How does this subject fulfil SMSC needs?
Social development in art and design is important and we achieve this through open dialogue
and discussion about the process of making and evaluating works of art. Group work and class discussions allow students to build confidence when using specialist vocabulary. We encourage independent thinking that will enable students to develop their ideas and intentions and properly express them.
Moral development through art and design is often reached through the study of other artists and practitioners. Students study a wide range of artworks that often have strong moral aspects or are politically motivated. The use of recycling and environmentally-friendly materials is of great importance to our department and recycled materials are often included in the classroom to educate our students of the importance of sustainability.
Spiritual development in art and design is very important. The process of creative thinking and innovation inspires students to bring out undiscovered talents, which in turn breeds a
self-confidence and belief in their abilities.
Cultural development is carefully designed and delivered in all our courses. We place particular importance on student knowledge and understanding of artists’ ideas, and concepts, identifying how meanings are conveyed. We achieve a rich and diverse art education due to the use of techniques and processes from around the world and of varying traditions, beliefs, religions and cultures. Through the use of art history and critical and contextual studies, we actively seek to connect students with current artists throughout history, and from different backgrounds or underrepresented groups and communities.
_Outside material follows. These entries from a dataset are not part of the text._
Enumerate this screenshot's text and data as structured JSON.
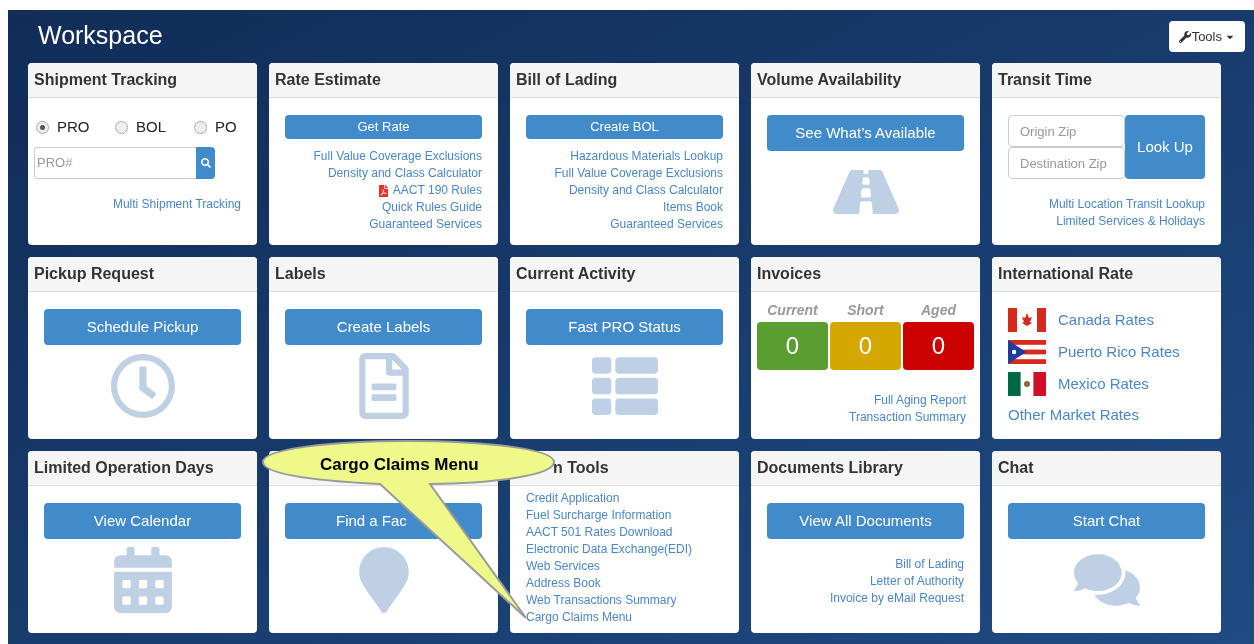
{
  "header": {
    "title": "Workspace",
    "tools_button": "Tools"
  },
  "cards": [
    {
      "kind": "tracking",
      "title": "Shipment Tracking",
      "radios": [
        {
          "label": "PRO",
          "selected": true
        },
        {
          "label": "BOL",
          "selected": false
        },
        {
          "label": "PO",
          "selected": false
        }
      ],
      "placeholder": "PRO#",
      "links": [
        {
          "label": "Multi Shipment Tracking",
          "kind": "link"
        }
      ]
    },
    {
      "kind": "links",
      "title": "Rate Estimate",
      "button": "Get Rate",
      "links": [
        {
          "label": "Full Value Coverage Exclusions",
          "kind": "link"
        },
        {
          "label": "Density and Class Calculator",
          "kind": "link"
        },
        {
          "label": "AACT 190 Rules",
          "kind": "pdf"
        },
        {
          "label": "Quick Rules Guide",
          "kind": "link"
        },
        {
          "label": "Guaranteed Services",
          "kind": "link"
        }
      ]
    },
    {
      "kind": "links",
      "title": "Bill of Lading",
      "button": "Create BOL",
      "links": [
        {
          "label": "Hazardous Materials Lookup",
          "kind": "link"
        },
        {
          "label": "Full Value Coverage Exclusions",
          "kind": "link"
        },
        {
          "label": "Density and Class Calculator",
          "kind": "link"
        },
        {
          "label": "Items Book",
          "kind": "link"
        },
        {
          "label": "Guaranteed Services",
          "kind": "link"
        }
      ]
    },
    {
      "kind": "action",
      "title": "Volume Availability",
      "button": "See What’s Available"
    },
    {
      "kind": "transit",
      "title": "Transit Time",
      "fields": [
        {
          "placeholder": "Origin Zip"
        },
        {
          "placeholder": "Destination Zip"
        }
      ],
      "button": "Look Up",
      "links": [
        {
          "label": "Multi Location Transit Lookup",
          "kind": "link"
        },
        {
          "label": "Limited Services & Holidays",
          "kind": "link"
        }
      ]
    },
    {
      "kind": "action",
      "title": "Pickup Request",
      "button": "Schedule Pickup"
    },
    {
      "kind": "action",
      "title": "Labels",
      "button": "Create Labels"
    },
    {
      "kind": "action",
      "title": "Current Activity",
      "button": "Fast PRO Status"
    },
    {
      "kind": "invoices",
      "title": "Invoices",
      "counters": [
        {
          "label": "Current",
          "value": "0",
          "color": "#5a9e32"
        },
        {
          "label": "Short",
          "value": "0",
          "color": "#d4a800"
        },
        {
          "label": "Aged",
          "value": "0",
          "color": "#cc0000"
        }
      ],
      "links": [
        {
          "label": "Full Aging Report",
          "kind": "link"
        },
        {
          "label": "Transaction Summary",
          "kind": "link"
        }
      ]
    },
    {
      "kind": "international",
      "title": "International Rate",
      "rates": [
        {
          "label": "Canada Rates"
        },
        {
          "label": "Puerto Rico Rates"
        },
        {
          "label": "Mexico Rates"
        }
      ],
      "other_link": "Other Market Rates"
    },
    {
      "kind": "action",
      "title": "Limited Operation Days",
      "button": "View Calendar"
    },
    {
      "kind": "action",
      "button": "Find a Fac"
    },
    {
      "kind": "menu",
      "title": "n Tools",
      "links": [
        {
          "label": "Credit Application",
          "kind": "link"
        },
        {
          "label": "Fuel Surcharge Information",
          "kind": "link"
        },
        {
          "label": "AACT 501 Rates Download",
          "kind": "link"
        },
        {
          "label": "Electronic Data Exchange(EDI)",
          "kind": "link"
        },
        {
          "label": "Web Services",
          "kind": "link"
        },
        {
          "label": "Address Book",
          "kind": "link"
        },
        {
          "label": "Web Transactions Summary",
          "kind": "link"
        },
        {
          "label": "Cargo Claims Menu",
          "kind": "link"
        }
      ]
    },
    {
      "kind": "action",
      "title": "Documents Library",
      "button": "View All Documents",
      "links": [
        {
          "label": "Bill of Lading",
          "kind": "link"
        },
        {
          "label": "Letter of Authority",
          "kind": "link"
        },
        {
          "label": "Invoice by eMail Request",
          "kind": "link"
        }
      ]
    },
    {
      "kind": "action",
      "title": "Chat",
      "button": "Start Chat"
    }
  ],
  "callout": {
    "text": "Cargo Claims Menu"
  }
}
How does the subject challenge more able pupils?
With the input of all teachers in the department, we have been able to develop effective independent work for the most able in a variety of ways, for example: more complex questioning, alternative learning objectives, independent projects and the study of more challenging artists, differing media and processes and personal experimentation.
What provision is made for pupils with SEND?
Within our department, pupils explore visual, tactile and other sensory experiences to communicate ideas and meanings. They work with traditional and new media, developing confidence, competence, imagination and creativity. Students are given the opportunity to develop personal themes allowing success for every level of learner.
Enrichment and extra-curricular opportunities
We are proud of our extra-curricular opportunities of which there are many and encourage all students to be curious, courageous and original. In doing so, it enlivens and complements the academic life in a way that exists beyond the art rooms. The department has an open-door policy for older students and runs art clubs for younger students on specific days during lunchtime and after school. We offer one-to-one support outside of lessons and also encourage students with personal projects to build confidence, creativity and a lifelong love of learning. We organise and run educational visits to galleries, studios, and creative workshops, and encourage live projects with the local community wherever possible.